Dissertation Defense

Customized Systems of Deep Neural Networks for Energy Efficiency

Babak Zamirai


ABSTRACT: The size and complexity growth of deep neural networks (DNNs) is driven by the push for higher accuracies and wider ranges of functionality. However, DNN computation requirements are fast outpacing the growth of computer hardware on both mobile devices and cloud servers. Hence, research to increase performance and energy efficiency of DNNs is important. This research can be divided into two major categories: input-invariant and input-dependent. Input-invariant methods leverage hardware and software techniques, such as pruning, to accelerate a single DNN for the entire dataset. Conversely, input-dependent approaches recognize that many inputs do not require the entire computational power of the model and dynamically adjust the complexity of the DNN to suit the input difficulty.

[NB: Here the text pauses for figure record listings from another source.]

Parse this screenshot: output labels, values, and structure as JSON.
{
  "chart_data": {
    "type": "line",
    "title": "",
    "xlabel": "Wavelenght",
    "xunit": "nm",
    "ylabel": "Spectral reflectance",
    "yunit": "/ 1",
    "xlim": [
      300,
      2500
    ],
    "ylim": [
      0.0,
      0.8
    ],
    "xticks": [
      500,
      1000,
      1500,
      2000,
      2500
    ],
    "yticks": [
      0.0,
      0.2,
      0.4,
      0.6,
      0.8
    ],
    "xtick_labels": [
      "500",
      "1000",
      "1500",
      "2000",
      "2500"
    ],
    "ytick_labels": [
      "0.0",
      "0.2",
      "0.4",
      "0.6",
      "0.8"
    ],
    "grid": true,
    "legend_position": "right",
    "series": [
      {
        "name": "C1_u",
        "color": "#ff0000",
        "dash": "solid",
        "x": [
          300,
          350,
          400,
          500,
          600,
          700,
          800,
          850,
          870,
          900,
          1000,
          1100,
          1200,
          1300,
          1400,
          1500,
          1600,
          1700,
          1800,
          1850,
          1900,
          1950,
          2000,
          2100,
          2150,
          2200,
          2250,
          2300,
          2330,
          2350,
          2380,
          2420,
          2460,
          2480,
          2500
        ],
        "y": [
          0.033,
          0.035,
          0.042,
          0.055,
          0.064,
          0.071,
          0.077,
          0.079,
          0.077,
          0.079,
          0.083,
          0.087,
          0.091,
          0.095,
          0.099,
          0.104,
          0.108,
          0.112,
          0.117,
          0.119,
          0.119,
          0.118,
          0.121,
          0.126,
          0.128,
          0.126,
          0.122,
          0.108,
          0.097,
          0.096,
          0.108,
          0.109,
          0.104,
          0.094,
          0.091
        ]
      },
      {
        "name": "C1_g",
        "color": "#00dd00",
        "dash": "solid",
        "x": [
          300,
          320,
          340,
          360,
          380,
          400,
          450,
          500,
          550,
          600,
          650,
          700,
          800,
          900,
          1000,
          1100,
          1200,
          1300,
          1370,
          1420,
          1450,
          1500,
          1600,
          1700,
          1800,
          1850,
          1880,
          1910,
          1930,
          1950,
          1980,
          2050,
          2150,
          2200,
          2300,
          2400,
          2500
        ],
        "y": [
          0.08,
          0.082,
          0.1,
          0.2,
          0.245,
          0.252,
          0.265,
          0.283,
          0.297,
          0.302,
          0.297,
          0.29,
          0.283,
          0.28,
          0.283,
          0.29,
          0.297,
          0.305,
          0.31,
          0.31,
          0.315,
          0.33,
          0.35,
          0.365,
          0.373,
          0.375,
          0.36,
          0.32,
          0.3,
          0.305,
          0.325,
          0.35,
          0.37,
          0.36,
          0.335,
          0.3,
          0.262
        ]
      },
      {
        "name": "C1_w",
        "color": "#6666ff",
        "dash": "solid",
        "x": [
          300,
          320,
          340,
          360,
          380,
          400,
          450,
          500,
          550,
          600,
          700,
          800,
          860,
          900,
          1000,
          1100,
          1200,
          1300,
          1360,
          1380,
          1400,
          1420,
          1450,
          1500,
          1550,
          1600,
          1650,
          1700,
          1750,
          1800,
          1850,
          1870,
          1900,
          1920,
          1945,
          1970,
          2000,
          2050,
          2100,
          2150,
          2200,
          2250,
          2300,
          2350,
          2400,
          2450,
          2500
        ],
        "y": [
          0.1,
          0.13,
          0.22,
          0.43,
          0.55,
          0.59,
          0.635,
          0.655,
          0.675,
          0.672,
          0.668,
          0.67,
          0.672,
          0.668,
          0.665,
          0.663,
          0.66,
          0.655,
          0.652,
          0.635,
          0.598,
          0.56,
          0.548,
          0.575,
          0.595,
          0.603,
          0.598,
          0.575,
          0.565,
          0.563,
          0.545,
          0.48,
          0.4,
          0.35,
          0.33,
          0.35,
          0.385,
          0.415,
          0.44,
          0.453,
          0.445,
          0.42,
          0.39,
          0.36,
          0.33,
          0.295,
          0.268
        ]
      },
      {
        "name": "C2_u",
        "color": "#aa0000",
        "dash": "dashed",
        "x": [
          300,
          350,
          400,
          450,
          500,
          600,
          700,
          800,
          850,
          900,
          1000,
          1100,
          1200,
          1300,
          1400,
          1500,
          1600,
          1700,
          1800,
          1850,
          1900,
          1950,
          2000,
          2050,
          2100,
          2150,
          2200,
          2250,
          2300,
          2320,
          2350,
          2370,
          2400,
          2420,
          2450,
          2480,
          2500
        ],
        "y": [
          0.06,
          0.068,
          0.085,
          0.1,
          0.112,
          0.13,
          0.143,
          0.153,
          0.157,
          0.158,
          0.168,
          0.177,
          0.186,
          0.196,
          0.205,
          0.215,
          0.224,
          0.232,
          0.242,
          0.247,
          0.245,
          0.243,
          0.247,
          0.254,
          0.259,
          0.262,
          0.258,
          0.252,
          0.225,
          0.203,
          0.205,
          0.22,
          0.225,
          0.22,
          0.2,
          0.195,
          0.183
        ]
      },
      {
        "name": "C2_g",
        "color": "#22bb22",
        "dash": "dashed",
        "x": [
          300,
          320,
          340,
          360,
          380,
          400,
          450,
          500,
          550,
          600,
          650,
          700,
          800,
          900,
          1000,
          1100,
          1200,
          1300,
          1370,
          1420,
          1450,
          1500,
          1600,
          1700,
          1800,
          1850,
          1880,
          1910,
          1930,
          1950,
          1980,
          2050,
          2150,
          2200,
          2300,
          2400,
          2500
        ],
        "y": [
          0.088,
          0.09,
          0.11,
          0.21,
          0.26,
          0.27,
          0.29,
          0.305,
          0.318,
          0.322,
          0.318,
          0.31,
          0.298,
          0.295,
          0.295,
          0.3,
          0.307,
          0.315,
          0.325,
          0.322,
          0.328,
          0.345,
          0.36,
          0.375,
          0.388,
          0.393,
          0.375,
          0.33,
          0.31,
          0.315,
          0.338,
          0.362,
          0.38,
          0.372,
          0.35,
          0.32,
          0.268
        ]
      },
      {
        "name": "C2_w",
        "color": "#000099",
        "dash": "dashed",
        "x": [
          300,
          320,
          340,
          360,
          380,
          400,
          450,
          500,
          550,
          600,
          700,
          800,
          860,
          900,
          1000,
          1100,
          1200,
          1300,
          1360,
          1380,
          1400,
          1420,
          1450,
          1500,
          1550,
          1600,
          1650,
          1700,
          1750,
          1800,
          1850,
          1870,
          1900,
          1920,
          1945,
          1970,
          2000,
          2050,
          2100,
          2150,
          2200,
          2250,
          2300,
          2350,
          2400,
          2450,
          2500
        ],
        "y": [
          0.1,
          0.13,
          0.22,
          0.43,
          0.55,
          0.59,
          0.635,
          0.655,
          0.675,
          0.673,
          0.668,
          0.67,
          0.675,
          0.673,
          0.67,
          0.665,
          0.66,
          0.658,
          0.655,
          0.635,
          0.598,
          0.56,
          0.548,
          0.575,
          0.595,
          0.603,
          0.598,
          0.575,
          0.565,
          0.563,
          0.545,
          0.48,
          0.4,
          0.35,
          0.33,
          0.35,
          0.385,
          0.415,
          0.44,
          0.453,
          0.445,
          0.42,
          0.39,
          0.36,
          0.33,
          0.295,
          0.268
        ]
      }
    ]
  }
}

Both DNN pruning and intelligent combination of DNNs require machine learning expertise and manual design, which makes them hard to implement and deploy. This thesis proposes techniques to improve performance and applicability of both input-invariant and input-dependent methods. First, it introduces a new category of input-dependent solutions to maximize energy efficiency and minimize latency of DNNs by customizing systems of DNNs based on input variations. Instead of conventional DNN ensembles, it proposes a data heterogeneous multi-NN system to divide the data space into subsets with one specialized learner for each subset. In addition, an intelligent hybrid server-edge deep learning system is introduced to dynamically distribute DNN computation between the cloud and edge device based on the input data and environmental conditions. Furthermore, it suggests an input-driven synergistic deep learning system, which dynamically distributes DNN computation between a more accurate big and a less accurate little DNN. Lastly, it introduces a noniterative double-shot pruning method, which takes advantage of both architectural features and weight values to improve the simplicity and applicability of pruning.